E sempre vai ser necessário que o Supremo determine, como que funciona isso?
Não. As pessoas com foro privilegiado no Supremo, essas reclamam a minha atuação, as que não são, que não reclamam atuação do Supremo, eu não posso indicar aos demais colegas como eles devam trabalhar. Eu dou o exemplo daquilo que eu acho que é correto. Ninguém é obrigado a seguir ou não. Então eu falo por mim.

Tudo aquilo que tiver respeito àqueles que tiverem prerrogativa de foro e que, enfim, virão aqui, vão subir aqui pro Supremo, o sr. vai ser instado a dar o seu parecer, o sr. vai determinar que ninguém envolvido se pronuncie a respeito até o final das diligências e análises?
Exatamente, para que a gente possa com segurança informar à imprensa e permitir que a imprensa possa informar à população o que efetivamente acontece para evitar distorções.

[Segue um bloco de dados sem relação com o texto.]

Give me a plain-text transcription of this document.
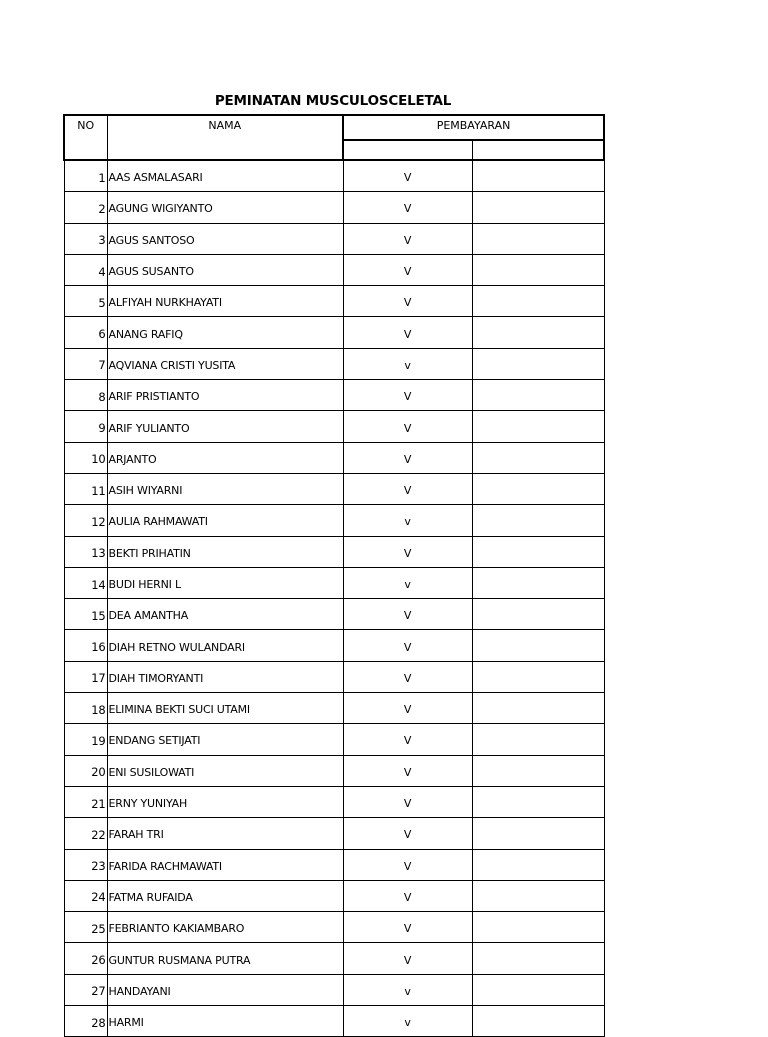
PEMINATAN MUSCULOSCELETAL
NO	NAMA	PEMBAYARAN	

1	AAS ASMALASARI	V	
2	AGUNG WIGIYANTO	V	
3	AGUS SANTOSO	V	
4	AGUS SUSANTO	V	
5	ALFIYAH NURKHAYATI	V	
6	ANANG RAFIQ	V	
7	AQVIANA CRISTI YUSITA	v	
8	ARIF PRISTIANTO	V	
9	ARIF YULIANTO	V	
10	ARJANTO	V	
11	ASIH WIYARNI	V	
12	AULIA RAHMAWATI	v	
13	BEKTI PRIHATIN	V	
14	BUDI HERNI L	v	
15	DEA AMANTHA	V	
16	DIAH RETNO WULANDARI	V	
17	DIAH TIMORYANTI	V	
18	ELIMINA BEKTI SUCI UTAMI	V	
19	ENDANG SETIJATI	V	
20	ENI SUSILOWATI	V	
21	ERNY YUNIYAH	V	
22	FARAH TRI	V	
23	FARIDA RACHMAWATI	V	
24	FATMA RUFAIDA	V	
25	FEBRIANTO KAKIAMBARO	V	
26	GUNTUR RUSMANA PUTRA	V	
27	HANDAYANI	v	
28	HARMI	v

Nesse caso do Mato Grosso, a Operação Ararath, houve uma imbricação com procuradores e, primeiro, há suspeitas de que havia uma planilha com nomes de procuradores que teriam recebido pagamentos, não se sabe quais, não se sabia e, segundo, doações de campanha oficiais ao senador Pedro Taques [PDT] que é do Mato Grosso e que é seu colega também no Ministério Público. E o fato de haver um envolvimento, ou citação, para ficar mais exato, de procuradores teria levado o sr. a tomar essa decisão. Essa foi uma interpretação de alguns delegados. Como é que o sr. responde a isso?
Esse documento que chegou, esse é o exemplo típico do porquê nós temos que guardar sigilo da diligência até que ela concluída. Foi feita uma apreensão na casa de um alvo e que era secretário de Fazenda do Estado do Mato Grosso e constava ali um documento, que era uma planilha, não de pagamento a promotores e procuradores, constava ali uma planilha de cartas de crédito que essas pessoas que tinham crédito junto ao Estado do Mato Grosso obtiveram as cartas de crédito para ressarcir os seus créditos que são lícitos.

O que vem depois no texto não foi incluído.